The inscription ran:
Rottio hic sit[us es]t iuve/nili robore quondam / [q]ui sibi moxq(ue) su[ae] nutrici / Marcian(a)e item Verinae / conlactiae haec monu/menta dedit et sub asc(ia) / dedicavit / curante Cl(audio) Sequente patrono (CIL 13 2104 [part])
Here lies Rottio, once with youthful strength, who gave these monuments for himself and soon for his nurse Marciana and also Verina his conlactia and dedicated them under the trowel, with Claudius Sequens his patron taking care of them.
This word conlactia really caught my eye. It’s not in any of the main Latin dictionaries, as far as I can tell, but it’s pretty clear what it means – someone you drink milk with, that is, someone nursed from the same breast or, as I said to the students (only partly joking), “milk-buddies”.
Unrelated children could quite commonly end up nursed by the same woman in ancient society because of the use of wet-nurses. If a mother could not, or did not want to, nurse her own child, then the family would hire a wet-nurse. In some cases, this would be a woman who was still producing milk after her baby had died; in other cases, it would be a woman whose baby was alive, but who had a surplus of milk. The wet-nurse would feed and look after both babies, her own and her employer’s, at the same time.
A little investigation shows that the inscription I found is far from unique. There are at least several dozen inscriptions surviving which commemorate the relationship between two children nursed together (as far as I can determine using the Epigraphik Datenbank), with slight variations in the word used. In some cases it is clear that their close relationship lasted well into adulthood:
Dis Manibus / Tatias Adrasti filia Her/meti conlacteo suo bene / merenti fecit vixit ann(is) XXX / mensibus V diebus XII (CIL 6 27119, Rome)

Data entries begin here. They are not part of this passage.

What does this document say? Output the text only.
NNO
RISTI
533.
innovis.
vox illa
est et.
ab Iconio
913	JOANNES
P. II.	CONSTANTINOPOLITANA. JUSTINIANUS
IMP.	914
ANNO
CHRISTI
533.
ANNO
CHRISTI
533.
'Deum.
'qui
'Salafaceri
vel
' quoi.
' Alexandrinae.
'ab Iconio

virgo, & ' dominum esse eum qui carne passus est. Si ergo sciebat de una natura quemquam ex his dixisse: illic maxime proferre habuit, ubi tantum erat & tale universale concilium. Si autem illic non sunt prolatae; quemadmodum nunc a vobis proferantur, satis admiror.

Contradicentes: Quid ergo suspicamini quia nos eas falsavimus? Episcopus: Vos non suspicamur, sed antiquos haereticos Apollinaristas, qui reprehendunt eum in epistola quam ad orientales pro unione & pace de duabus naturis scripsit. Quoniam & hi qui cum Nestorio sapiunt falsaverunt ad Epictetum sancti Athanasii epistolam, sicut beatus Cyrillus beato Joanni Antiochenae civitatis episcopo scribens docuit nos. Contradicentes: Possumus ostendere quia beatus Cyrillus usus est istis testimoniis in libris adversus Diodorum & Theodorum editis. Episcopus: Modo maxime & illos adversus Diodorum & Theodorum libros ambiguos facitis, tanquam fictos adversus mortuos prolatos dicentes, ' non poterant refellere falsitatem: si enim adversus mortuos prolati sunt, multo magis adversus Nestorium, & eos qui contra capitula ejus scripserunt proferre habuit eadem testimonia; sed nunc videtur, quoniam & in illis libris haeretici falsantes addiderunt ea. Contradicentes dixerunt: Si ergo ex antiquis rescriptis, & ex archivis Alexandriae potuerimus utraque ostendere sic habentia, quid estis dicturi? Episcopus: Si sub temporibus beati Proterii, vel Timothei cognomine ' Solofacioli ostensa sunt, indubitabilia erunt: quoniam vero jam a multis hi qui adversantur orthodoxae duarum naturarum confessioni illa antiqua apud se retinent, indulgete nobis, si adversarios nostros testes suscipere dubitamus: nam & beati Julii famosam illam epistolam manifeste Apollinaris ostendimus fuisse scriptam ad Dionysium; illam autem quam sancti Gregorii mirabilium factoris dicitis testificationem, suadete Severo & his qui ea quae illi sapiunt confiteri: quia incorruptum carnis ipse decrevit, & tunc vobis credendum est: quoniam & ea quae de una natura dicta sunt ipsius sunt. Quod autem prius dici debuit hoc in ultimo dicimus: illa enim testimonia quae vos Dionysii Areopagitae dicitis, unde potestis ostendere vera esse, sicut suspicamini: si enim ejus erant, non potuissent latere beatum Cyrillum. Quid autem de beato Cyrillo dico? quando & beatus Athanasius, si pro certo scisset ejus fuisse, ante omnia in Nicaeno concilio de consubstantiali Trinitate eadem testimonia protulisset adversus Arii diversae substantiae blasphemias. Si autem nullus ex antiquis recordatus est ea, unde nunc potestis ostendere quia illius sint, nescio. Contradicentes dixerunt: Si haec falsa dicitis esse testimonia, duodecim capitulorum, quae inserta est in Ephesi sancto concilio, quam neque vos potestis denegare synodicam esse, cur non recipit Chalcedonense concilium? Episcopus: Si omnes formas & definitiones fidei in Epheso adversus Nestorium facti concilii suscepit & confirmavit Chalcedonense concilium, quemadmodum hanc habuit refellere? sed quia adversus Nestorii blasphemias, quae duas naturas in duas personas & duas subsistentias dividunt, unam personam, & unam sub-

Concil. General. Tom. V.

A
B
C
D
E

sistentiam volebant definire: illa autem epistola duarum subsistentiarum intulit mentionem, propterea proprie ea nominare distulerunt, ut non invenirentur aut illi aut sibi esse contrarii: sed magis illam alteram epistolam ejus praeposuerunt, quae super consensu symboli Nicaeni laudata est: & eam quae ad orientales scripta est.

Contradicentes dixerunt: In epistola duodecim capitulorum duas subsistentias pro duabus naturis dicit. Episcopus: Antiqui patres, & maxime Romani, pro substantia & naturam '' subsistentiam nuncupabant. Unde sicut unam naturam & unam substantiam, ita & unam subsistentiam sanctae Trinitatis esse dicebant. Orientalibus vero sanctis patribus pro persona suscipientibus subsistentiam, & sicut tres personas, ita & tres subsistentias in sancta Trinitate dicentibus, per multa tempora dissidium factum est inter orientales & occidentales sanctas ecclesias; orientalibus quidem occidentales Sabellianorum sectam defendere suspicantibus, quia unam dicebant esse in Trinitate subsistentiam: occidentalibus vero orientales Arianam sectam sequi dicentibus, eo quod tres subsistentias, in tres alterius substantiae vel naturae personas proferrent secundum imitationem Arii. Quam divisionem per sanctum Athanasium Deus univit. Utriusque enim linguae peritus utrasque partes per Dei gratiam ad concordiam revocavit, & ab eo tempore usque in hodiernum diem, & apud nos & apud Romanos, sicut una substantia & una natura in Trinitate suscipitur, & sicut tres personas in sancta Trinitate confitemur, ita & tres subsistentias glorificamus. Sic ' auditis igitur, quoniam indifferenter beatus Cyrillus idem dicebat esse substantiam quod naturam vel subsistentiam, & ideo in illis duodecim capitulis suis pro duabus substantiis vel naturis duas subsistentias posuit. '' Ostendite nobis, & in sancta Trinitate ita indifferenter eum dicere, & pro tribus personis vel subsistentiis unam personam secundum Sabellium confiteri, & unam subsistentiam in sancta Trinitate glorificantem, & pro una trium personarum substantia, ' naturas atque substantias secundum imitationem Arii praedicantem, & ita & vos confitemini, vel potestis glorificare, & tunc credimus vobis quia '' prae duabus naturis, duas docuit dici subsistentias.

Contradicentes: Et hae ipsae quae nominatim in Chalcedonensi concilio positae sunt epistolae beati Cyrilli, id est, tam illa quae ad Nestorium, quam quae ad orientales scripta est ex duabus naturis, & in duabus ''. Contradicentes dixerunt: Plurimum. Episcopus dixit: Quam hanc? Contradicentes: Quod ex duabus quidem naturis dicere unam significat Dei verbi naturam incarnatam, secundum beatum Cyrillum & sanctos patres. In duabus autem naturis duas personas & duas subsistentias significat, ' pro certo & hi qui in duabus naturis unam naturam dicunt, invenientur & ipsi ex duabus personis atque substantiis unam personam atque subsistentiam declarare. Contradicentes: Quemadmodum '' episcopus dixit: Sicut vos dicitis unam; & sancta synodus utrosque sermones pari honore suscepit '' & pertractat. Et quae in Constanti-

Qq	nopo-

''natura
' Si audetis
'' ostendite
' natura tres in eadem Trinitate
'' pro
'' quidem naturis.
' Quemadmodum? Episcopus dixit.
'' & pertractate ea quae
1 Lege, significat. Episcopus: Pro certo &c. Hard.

To the spirits of the dead, Tatias daughter of Adrastus made (this) for her conlacteus Hermes, well-deserving. He lived 30 years, 5 months, 12 days.
D(is) M(anibus) / Mariae / Marcellinae / nutrici(s) suae / et Caedi Rufini / conlactanei / C(aius) Tadius Sabi/nus mil(es) coh(ortis) II pr(aetoriae) / bene merentib(us) (CIL 11 6345)
To the spirits of the dead of Maria Marcellina, his nurse, and Caedus Rufinus, his conlactaneus, C. Tadius Sabinus soldier of the second praetorian cohort (made this) for them, well-deserving.
The formation of the word also stood out to me. It is similar in both formation and semantics to companio ‘mess-mate, companion’, which uses the idea of eating bread (panis) with someone as a representation of a particular kind of intimate relationship. But this is not a Classical Latin term – it first appears in the Frankish Lex Salica of around 500 AD, and appears to be a calque of a Frankish word formed of the same elements (with + bread). Interesting, then, that there was an existing Latin term using with + milk (plus a different nominalising suffix) to denote a non-familial close relationship. Did conlacteus affect the formation of companio? Probably not, if companio is a calque from a Germanic word, but I may have to give it a little more thought (any suggestions welcome).
In the mean time, I’m very glad I stumbled across this lovely memorial of an unusual relationship.
Images and texts from the Epigraphik Datenbank. Translations mine.